Look I’m just reporting what actually happened not what should have happened. The bottom line is that, on a disk with bad blocks but lots of otherwise free space, Duplicati failed a restore with the error I listed above.

I get it… the solution is to either run CHKDSK /R or some diagnostic software provided by the HD manufacturer.

Applications are not going to function properly when you have failing hardware.

Maybe I haven’t been clear: I’m aware of bad blocks and chkdsk etc. I’m reporting a bug in Duplicati. Literally every other Windows application can read and write to that drive and work around the bad blocks. Duplicati can read from it without choking (though it notes the read failures in the log); Duplicati, however, is the only application that is unable to write to the disk during restore. In fact, in order to restore from Duplicati, I had to restore the files to a different disk and then use Windows cut/paste to stick them back on the bad-block disk, which Windows had no problem doing since it just wrote around the bad blocks. Duplicati, on the other hand, choked when doing essentially the same task.

I’m reporting a bug, not asking for help about how to deal with failing drives.
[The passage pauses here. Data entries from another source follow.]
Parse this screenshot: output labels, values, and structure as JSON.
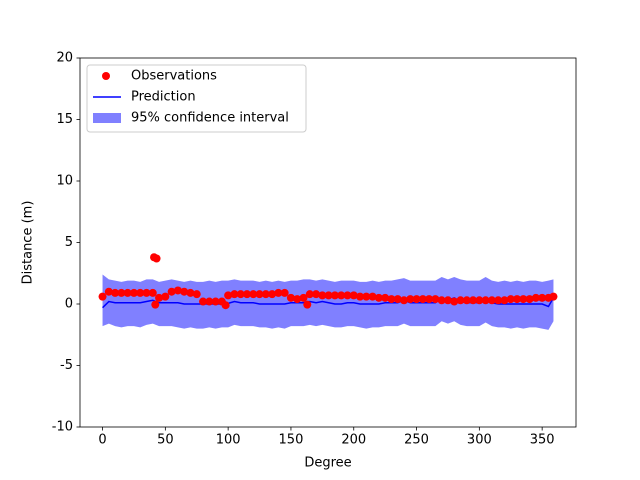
{
  "chart_data": {
    "type": "line",
    "xlabel": "Degree",
    "ylabel": "Distance (m)",
    "xlim": [
      -17.95,
      376.95
    ],
    "ylim": [
      -10,
      20
    ],
    "xticks": [
      0,
      50,
      100,
      150,
      200,
      250,
      300,
      350
    ],
    "yticks": [
      -10,
      -5,
      0,
      5,
      10,
      15,
      20
    ],
    "legend": "upper left",
    "series": [
      {
        "name": "Observations",
        "kind": "scatter",
        "color": "#ff0000",
        "x": [
          0,
          5,
          10,
          15,
          20,
          25,
          30,
          35,
          40,
          45,
          50,
          55,
          60,
          65,
          70,
          75,
          80,
          85,
          90,
          95,
          100,
          105,
          110,
          115,
          120,
          125,
          130,
          135,
          140,
          145,
          150,
          155,
          160,
          165,
          170,
          175,
          180,
          185,
          190,
          195,
          200,
          205,
          210,
          215,
          220,
          225,
          230,
          235,
          240,
          245,
          250,
          255,
          260,
          265,
          270,
          275,
          280,
          285,
          290,
          295,
          300,
          305,
          310,
          315,
          320,
          325,
          330,
          335,
          340,
          345,
          350,
          355,
          359,
          41,
          43,
          42,
          98,
          163
        ],
        "values": [
          0.6,
          1.0,
          0.9,
          0.9,
          0.9,
          0.9,
          0.9,
          0.9,
          0.9,
          0.5,
          0.6,
          1.0,
          1.1,
          1.0,
          0.9,
          0.8,
          0.2,
          0.2,
          0.2,
          0.2,
          0.7,
          0.8,
          0.8,
          0.8,
          0.8,
          0.8,
          0.8,
          0.8,
          0.9,
          0.9,
          0.5,
          0.4,
          0.5,
          0.8,
          0.8,
          0.7,
          0.7,
          0.7,
          0.7,
          0.7,
          0.7,
          0.6,
          0.6,
          0.6,
          0.5,
          0.5,
          0.4,
          0.4,
          0.3,
          0.4,
          0.4,
          0.4,
          0.4,
          0.4,
          0.3,
          0.3,
          0.2,
          0.3,
          0.3,
          0.3,
          0.3,
          0.3,
          0.3,
          0.3,
          0.3,
          0.4,
          0.4,
          0.4,
          0.4,
          0.5,
          0.5,
          0.5,
          0.6,
          3.8,
          3.7,
          -0.05,
          -0.1,
          -0.05
        ]
      },
      {
        "name": "Prediction",
        "kind": "line",
        "color": "#0000ff",
        "x": [
          0,
          5,
          10,
          15,
          20,
          25,
          30,
          35,
          40,
          45,
          50,
          55,
          60,
          65,
          70,
          75,
          80,
          85,
          90,
          95,
          100,
          105,
          110,
          115,
          120,
          125,
          130,
          135,
          140,
          145,
          150,
          155,
          160,
          165,
          170,
          175,
          180,
          185,
          190,
          195,
          200,
          205,
          210,
          215,
          220,
          225,
          230,
          235,
          240,
          245,
          250,
          255,
          260,
          265,
          270,
          275,
          280,
          285,
          290,
          295,
          300,
          305,
          310,
          315,
          320,
          325,
          330,
          335,
          340,
          345,
          350,
          355,
          359
        ],
        "values": [
          -0.3,
          0.2,
          0.1,
          0.1,
          0.1,
          0.1,
          0.1,
          0.2,
          0.3,
          0.1,
          0.1,
          0.1,
          0.1,
          0.0,
          0.0,
          0.0,
          0.0,
          0.0,
          0.0,
          0.0,
          0.05,
          0.2,
          0.1,
          0.1,
          0.1,
          0.0,
          0.0,
          0.0,
          0.0,
          0.0,
          0.1,
          0.1,
          0.1,
          0.2,
          0.1,
          0.2,
          0.1,
          0.0,
          0.0,
          0.1,
          0.1,
          0.0,
          0.0,
          0.0,
          0.0,
          0.1,
          0.1,
          0.1,
          0.3,
          0.1,
          0.1,
          0.1,
          0.1,
          0.1,
          0.5,
          0.3,
          0.5,
          0.2,
          0.1,
          0.1,
          0.1,
          0.4,
          0.1,
          0.0,
          0.0,
          0.0,
          0.0,
          0.0,
          0.0,
          0.0,
          0.0,
          -0.2,
          0.5
        ]
      },
      {
        "name": "95% confidence interval",
        "kind": "band",
        "color": "#8080ff",
        "x": [
          0,
          5,
          10,
          15,
          20,
          25,
          30,
          35,
          40,
          45,
          50,
          55,
          60,
          65,
          70,
          75,
          80,
          85,
          90,
          95,
          100,
          105,
          110,
          115,
          120,
          125,
          130,
          135,
          140,
          145,
          150,
          155,
          160,
          165,
          170,
          175,
          180,
          185,
          190,
          195,
          200,
          205,
          210,
          215,
          220,
          225,
          230,
          235,
          240,
          245,
          250,
          255,
          260,
          265,
          270,
          275,
          280,
          285,
          290,
          295,
          300,
          305,
          310,
          315,
          320,
          325,
          330,
          335,
          340,
          345,
          350,
          355,
          359
        ],
        "upper": [
          2.4,
          2.0,
          1.9,
          1.8,
          1.9,
          1.9,
          1.8,
          2.0,
          2.0,
          1.8,
          1.9,
          2.0,
          1.9,
          1.8,
          1.9,
          1.8,
          1.8,
          1.9,
          1.8,
          1.9,
          1.9,
          2.0,
          1.9,
          1.9,
          1.9,
          1.8,
          1.9,
          1.8,
          1.9,
          1.8,
          1.9,
          1.9,
          2.0,
          2.0,
          1.9,
          2.0,
          1.9,
          1.8,
          1.9,
          1.9,
          1.9,
          1.8,
          1.8,
          1.9,
          1.8,
          1.9,
          1.9,
          2.0,
          2.1,
          1.9,
          1.9,
          1.9,
          1.9,
          1.9,
          2.2,
          2.0,
          2.2,
          2.0,
          1.9,
          1.9,
          1.9,
          2.2,
          1.9,
          1.8,
          1.9,
          1.8,
          1.9,
          1.8,
          1.9,
          1.9,
          1.8,
          1.9,
          2.0
        ],
        "lower": [
          -1.8,
          -1.6,
          -1.8,
          -1.9,
          -1.8,
          -1.8,
          -1.9,
          -1.7,
          -1.6,
          -1.8,
          -1.8,
          -1.8,
          -1.9,
          -2.0,
          -1.9,
          -2.0,
          -2.0,
          -1.9,
          -2.0,
          -1.9,
          -1.9,
          -1.7,
          -1.8,
          -1.8,
          -1.8,
          -1.9,
          -1.9,
          -2.0,
          -1.9,
          -2.0,
          -1.8,
          -1.8,
          -1.8,
          -1.7,
          -1.8,
          -1.7,
          -1.8,
          -1.9,
          -1.9,
          -1.8,
          -1.8,
          -1.9,
          -2.0,
          -1.9,
          -1.9,
          -1.8,
          -1.8,
          -1.8,
          -1.6,
          -1.8,
          -1.8,
          -1.8,
          -1.8,
          -1.8,
          -1.4,
          -1.6,
          -1.4,
          -1.7,
          -1.8,
          -1.8,
          -1.8,
          -1.5,
          -1.8,
          -1.9,
          -1.9,
          -2.0,
          -1.9,
          -2.0,
          -1.9,
          -1.9,
          -2.0,
          -2.1,
          -1.4
        ]
      }
    ]
  }
}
This is the part where you’re misunderstanding. Windows applications themselves don’t work around bad blocks. That is the responsibility of the OS and/or hard drive.

It was pure luck/chance that Duplicati was the application that hit those bad areas of your hard disk. If any other program happened to try and write data to that location, it too would have failed.

It’s not a bug in Duplicati.

Any guesses as to a reason behind @mobamoba’s seemingly consistent test results? I admit that if I got an outcome as clear as the one he reported, I’d be thinking twice about whether it’s some issue inherent to Duplicati.

I’m saying that’s not the case which is why I took the time to report this. Duplicati chokes on restoring a file whereas Windows copy/pasting the exact same file to the exact same directory on the exact same drive doesn’t.

It’s hard to say. It’s up to the operating system to decide which sectors it will write data to.

It’s also puzzling that windows or the hard drive hasn’t marked the sectors bad yet. Maybe it’s not “bad enough”?

If it were me I’d run manufacturer diags.

No, it has marked them bad. The way I knew I had bad blocks, before I even posted here, is that I ran a chkdsk /R which marked the blocks as bad and remapped them. Later, I went into Duplicati to restore a few files which had been on the bad blocks.

That’s where I got the Duplicati error above where it couldn’t restore - after the disk had been fully scanned and bad blocks marked.

Sounds like you still have sectors that aren’t quite 100% but are not yet marked as bad.
If a sector is marked bad by Windows (NTFS) then it won’t be used.

The mfr diagnostic utility may be better than chkdsk /r in this situation.
But honestly i’d probably plan to replace the drive if it were me.